Key concepts: tokenization, one-hot encoding, k-mer tokenization, byte pair encoding (BPE), single-nucleotide tokenization, biologically-informed tokenization, embeddings, positional encodings, strand handling

Main takeaways:

  1. Tokenization constrains learning: How sequence is segmented into tokens determines what resolution the model can achieve and what patterns it can detect. This is a design decision, not mere preprocessing.

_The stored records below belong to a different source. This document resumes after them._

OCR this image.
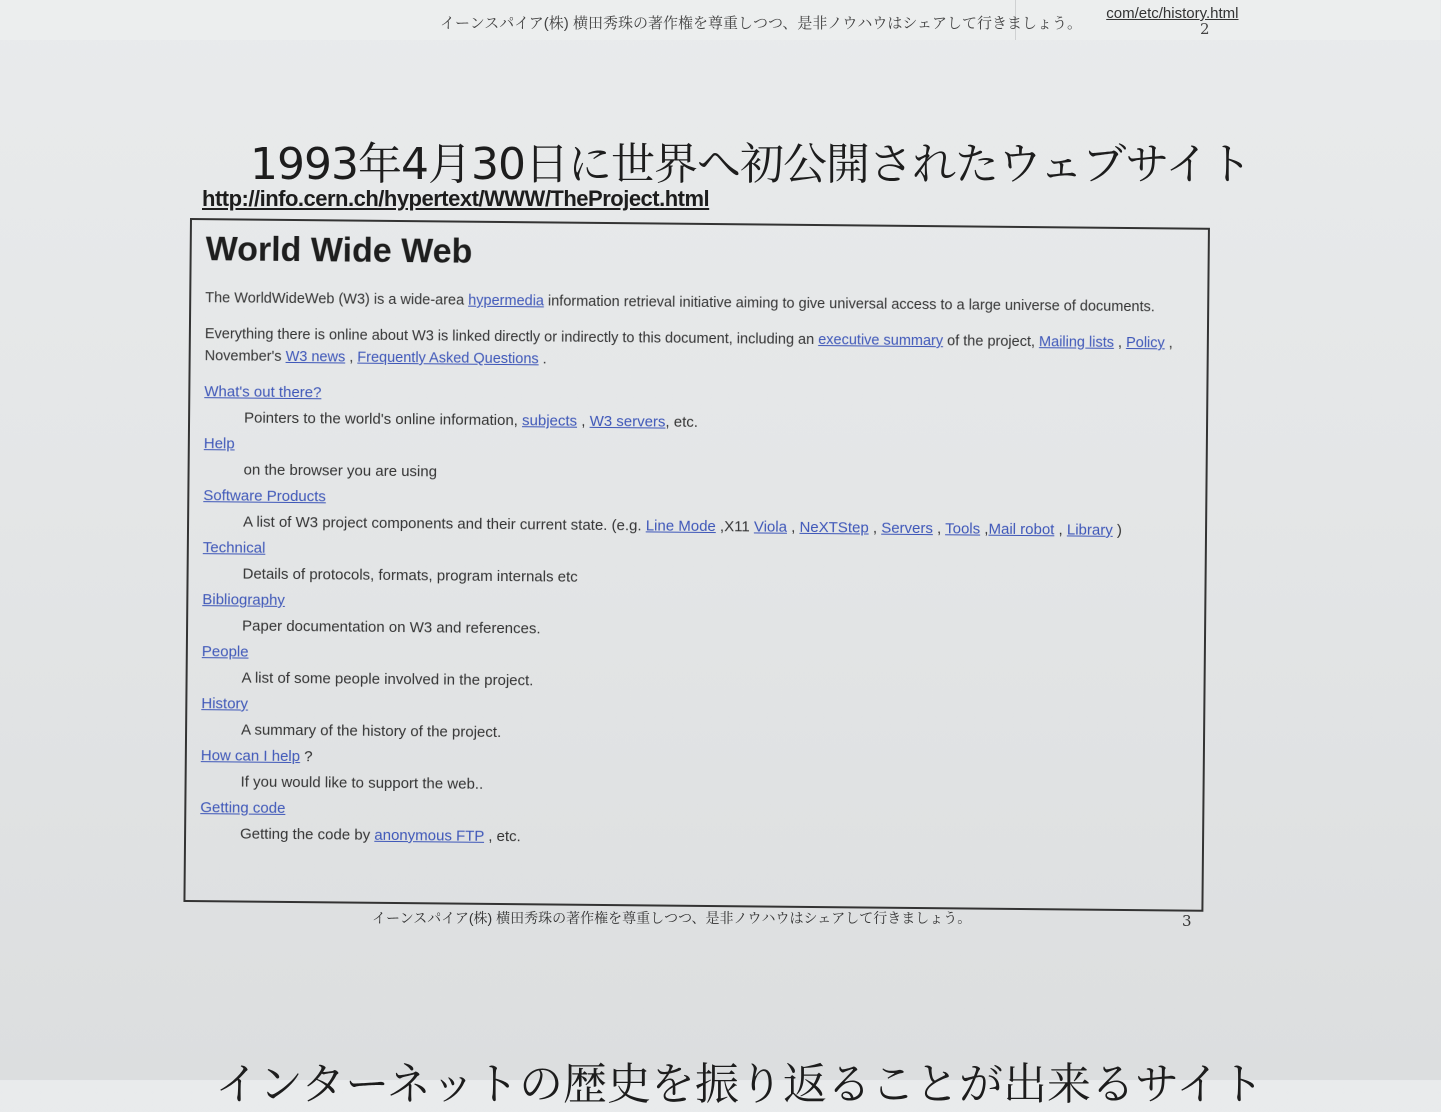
イーンスパイア(株) 横田秀珠の著作権を尊重しつつ、是非ノウハウはシェアして行きましょう。 com/etc/history.html
2
1993年4月30日に世界へ初公開されたウェブサイト
http://info.cern.ch/hypertext/WWW/TheProject.html
World Wide Web

The WorldWideWeb (W3) is a wide-area hypermedia information retrieval initiative aiming to give universal access to a large universe of documents.

Everything there is online about W3 is linked directly or indirectly to this document, including an executive summary of the project, Mailing lists , Policy , November's W3 news , Frequently Asked Questions .

What's out there?
Pointers to the world's online information, subjects , W3 servers, etc.
Help
on the browser you are using
Software Products
A list of W3 project components and their current state. (e.g. Line Mode ,X11 Viola , NeXTStep , Servers , Tools ,Mail robot , Library )
Technical
Details of protocols, formats, program internals etc
Bibliography
Paper documentation on W3 and references.
People
A list of some people involved in the project.
History
A summary of the history of the project.
How can I help ?
If you would like to support the web..
Getting code
Getting the code by anonymous FTP , etc.
イーンスパイア(株) 横田秀珠の著作権を尊重しつつ、是非ノウハウはシェアして行きましょう。	3
インターネットの歴史を振り返ることが出来るサイト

  2. Compression versus resolution: One-hot and single-nucleotide tokenization preserve full resolution but create long sequences. BPE compresses sequences but at variable and context-dependent resolution. Sub-quadratic architectures (HyenaDNA, Caduceus) eliminate this tradeoff.

  3. Embeddings discover structure: Learned embeddings organize to reflect biologically meaningful properties (GC content, coding vs. noncoding, repetitive elements) even without explicit supervision.

  4. Biology can inform tokenization: Codon-aware tokenization (GenSLMs, Life-Code) and variant-aware representations (BioToken) incorporate biological knowledge directly into the representation layer.

  5. Match representation to task: Variant effect prediction demands single-nucleotide resolution. Long-range regulatory modeling demands long context. The optimal tokenization strategy depends on the biological question.

Looking ahead: The architectural innovations that process these representations (convolutional filters, attention mechanisms, and sub-quadratic alternatives) are examined in Chapter 6 and Chapter 7. How these learned representations can be probed and interpreted appears in Section 9.3 and Chapter 25.